Our Live Use Case That You Can Use
A current problem faces banking with the cessation of Libor. Many banks have hundreds of adjustable loans priced off the Libor Swaps curve. While most of these loans have “fallback language” where a banker can give notice and change the index, the current rapid increase in rates will force many borrowers to require a restructuring. The sheer size of this effort presents a challenge for banks.
To meet this challenge, we are in the process of building an application to automate this process. The application analyzes a loan’s documents, determines the structural elements that need to be changed, and then educates both the lender and borrower on these insights. The application then provides a portal for the borrower to submit their preference for structural changes and then generate a terms amendment for the loan for the bank and borrower to sign electronically. The application returns all the data and documents back to the bank (contact us if this application interests you).
This challenge and solution is the perfect example of the flexibility that technology allows a bank and a showcase of how man and machine can work together to achieve the best of all possible worlds.
Cost, Business Model, and ROI for Document Intelligence
The business model for many of these document intelligence platforms vary. Some are subscription-based, and a bank would pay on an annual basis. Here, a typical charge for a bank would be around $1,000 per month. Other models charge per document, so scanning a US Passport, as an example, costs $0.30. Still, others charge for bulk pages, so scanning 1,000 pages might be around $250 for intelligent processing.

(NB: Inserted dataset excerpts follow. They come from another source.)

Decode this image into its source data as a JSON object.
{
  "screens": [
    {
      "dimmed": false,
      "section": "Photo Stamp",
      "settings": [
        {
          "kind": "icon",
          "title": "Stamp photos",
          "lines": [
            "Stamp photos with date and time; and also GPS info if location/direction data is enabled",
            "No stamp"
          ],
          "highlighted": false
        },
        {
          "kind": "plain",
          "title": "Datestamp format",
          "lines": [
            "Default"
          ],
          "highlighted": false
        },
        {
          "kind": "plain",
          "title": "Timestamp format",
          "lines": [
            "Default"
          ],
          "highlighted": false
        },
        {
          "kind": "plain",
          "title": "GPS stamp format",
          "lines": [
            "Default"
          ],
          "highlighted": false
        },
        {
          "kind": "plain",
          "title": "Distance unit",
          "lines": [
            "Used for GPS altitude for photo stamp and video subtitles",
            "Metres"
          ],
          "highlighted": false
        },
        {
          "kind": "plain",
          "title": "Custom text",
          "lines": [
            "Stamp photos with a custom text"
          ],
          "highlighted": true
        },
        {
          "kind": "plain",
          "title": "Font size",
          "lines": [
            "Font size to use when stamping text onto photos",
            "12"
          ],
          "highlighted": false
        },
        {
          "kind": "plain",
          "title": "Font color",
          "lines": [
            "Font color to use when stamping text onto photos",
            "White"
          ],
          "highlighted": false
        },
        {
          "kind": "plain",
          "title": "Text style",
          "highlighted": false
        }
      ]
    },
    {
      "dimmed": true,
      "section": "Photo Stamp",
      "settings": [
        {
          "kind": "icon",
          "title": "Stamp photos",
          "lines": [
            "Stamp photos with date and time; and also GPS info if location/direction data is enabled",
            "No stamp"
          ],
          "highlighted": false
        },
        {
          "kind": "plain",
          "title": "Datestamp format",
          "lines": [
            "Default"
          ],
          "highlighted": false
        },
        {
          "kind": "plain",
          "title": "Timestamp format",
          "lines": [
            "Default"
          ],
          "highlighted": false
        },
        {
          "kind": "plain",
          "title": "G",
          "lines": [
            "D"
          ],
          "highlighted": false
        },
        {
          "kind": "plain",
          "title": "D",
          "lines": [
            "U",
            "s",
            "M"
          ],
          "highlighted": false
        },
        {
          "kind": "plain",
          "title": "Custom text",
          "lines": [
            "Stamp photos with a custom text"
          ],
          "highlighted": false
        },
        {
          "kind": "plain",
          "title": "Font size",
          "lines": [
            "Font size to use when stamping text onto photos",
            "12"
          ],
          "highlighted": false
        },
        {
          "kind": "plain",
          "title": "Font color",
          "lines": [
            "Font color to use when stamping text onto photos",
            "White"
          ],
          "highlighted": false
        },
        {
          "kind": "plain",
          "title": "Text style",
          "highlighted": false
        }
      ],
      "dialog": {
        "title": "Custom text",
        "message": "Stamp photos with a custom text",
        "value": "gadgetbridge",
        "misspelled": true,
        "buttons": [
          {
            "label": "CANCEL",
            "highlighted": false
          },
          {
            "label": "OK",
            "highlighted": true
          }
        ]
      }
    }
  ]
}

Like data lake houses, much of this technology is “on-demand,” so banks only pay for what they are using. This makes this technology highly affordable to banks of all sizes.
A typical return on investment example can be had for loan document review. Checking existing loan documents to validate terms, conditions, and included language takes an experienced human approximately 40 minutes per file. Using document intelligence, this can be done in less than 30 seconds and at an average cost of about $24 per file. This is 80x faster, and if you assume that a loan due diligence expert has a salary of $100k, that is an approximate 330% return.
Most Popular Document Intelligence Platforms For Banks
In addition to Google (currently the best general application), many banks are using Microsoft’s Form Recognizer (the best for tabular data), Amazon’s Textract, Docugami (most straightforward to use), IBM’s Cloud-Pak, Ephesoft, Eigen, Alkymi, and others. In addition, many RPA platforms, such as UI Path and Automation Anywhere, have document intelligence built within their platforms.
Since most of these applications are API-driven, banks can build their workflow and then plug multiple document intelligence platforms in to apply the platform with the best accuracy and/or the lowest cost for the type of job.
Putting This into Action
Document Intelligence solutions extract information from textual data, primarily documents, for analysis and workflow automation. Because the return on investment is so great, bank executives should consider modernizing document management as an ongoing strategic initiative. Because of its many use cases, the decision should be the order of priority of how banks leverage AI-enabled document intelligence. Bank executives may want to test out a stand-alone point solution and evolve it into a more platform approach.
For document intelligence, technology is evolving rapidly, so banks must look for a vendor or vendors that can grow. Since different platforms have different strengths, it is also critical for bankers to be clear on the requirements and conduct detailed proofs of concept (POCs). Then, bankers should assess the overall quality and efficiency of the solution, the flexibility of the solution to efficiently handle various formats, the ease of training and retuning, support for “human in the loop” workflows, and the user experience.